A comprehensive understanding of surgical scenes by computers is a crucial foundation for achieving intelligent surgical assistance and autonomous decision-making. Surgical scene information encompasses coarse-grained data reflecting the overall process and fine-grained details showcasing specific operations. This study aims to construct a standardized, full-grained annotation dataset for laparoscopic radical nephrectomy and develop a deep learning framework for multi-hierarchical granularity integration, providing support for clinical intelligent applications.

MATERIALS AND METHODS

We collected 41 multi-center videos and performed comprehensive annotations, including 8 surgical phases, 17 surgical steps, 6 types of instrument segmentation, and 35 surgical action triplets (SATs). Using this dataset, we designed a lightweight framework that enables simultaneous perception of multi-granularity information through shared feature extraction and task-specific decoders. Based on the comprehensive understanding information, we developed a robust intraoperative bleeding prediction model using 123 combinations of machine learning algorithms and generated an automated postoperative surgical summary report.

RESULTS

The dataset of this study comprises 141,443 frames with annotations for surgical phases and steps, 8,435 frames with instrument segmentation annotations, and 25,305 frames with SATs. Our deep learning framework achieves outstanding performance across tasks of different granularities, with recognition accuracy even surpassing that of six state-of-the-art algorithms developed separately for individual subtasks.

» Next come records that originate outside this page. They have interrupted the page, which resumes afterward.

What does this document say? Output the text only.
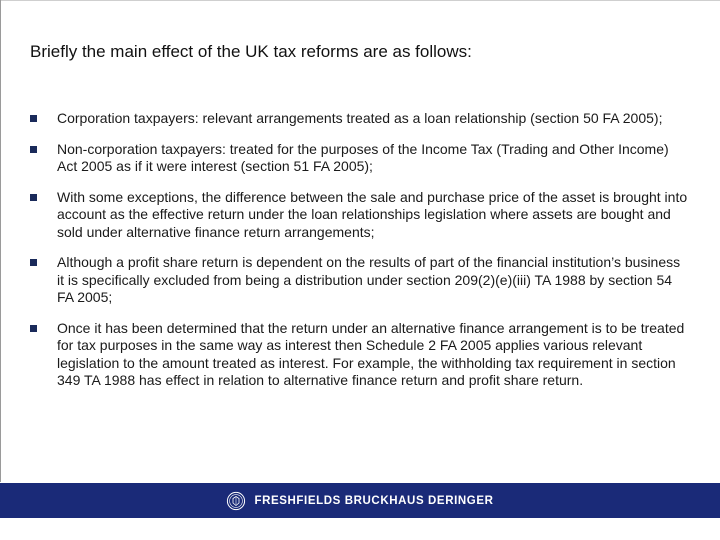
Briefly the main effect of the UK tax reforms are as follows:
Corporation taxpayers: relevant arrangements treated as a loan relationship (section 50 FA 2005);
Non-corporation taxpayers: treated for the purposes of the Income Tax (Trading and Other Income) Act 2005 as if it were interest (section 51 FA 2005);
With some exceptions, the difference between the sale and purchase price of the asset is brought into account as the effective return under the loan relationships legislation where assets are bought and sold under alternative finance return arrangements;
Although a profit share return is dependent on the results of part of the financial institution’s business it is specifically excluded from being a distribution under section 209(2)(e)(iii) TA 1988 by section 54 FA 2005;
Once it has been determined that the return under an alternative finance arrangement is to be treated for tax purposes in the same way as interest then Schedule 2 FA 2005 applies various relevant legislation to the amount treated as interest. For example, the withholding tax requirement in section 349 TA 1988 has effect in relation to alternative finance return and profit share return.
FRESHFIELDS BRUCKHAUS DERINGER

Based on full-granularity features, we found that surgical steps involving key anatomical structures such as the renal artery, renal vein, and ureter are critical predictors of bleeding risk. And the post-operative automated reporting system accurately extracts key surgical time points and specific procedural durations.

CONCLUSION

We constructed the first fully annotated dataset for laparoscopic radical nephrectomy, and developed a novel framework that achieves bidirectional compensation and enhancement of both coarse and fine-granularity information. This study not only expands the theoretical boundaries of artificial intelligence in surgical procedures, but also lays a solid foundation for advancing intelligent surgery through the "data-algorithm-application" cycle.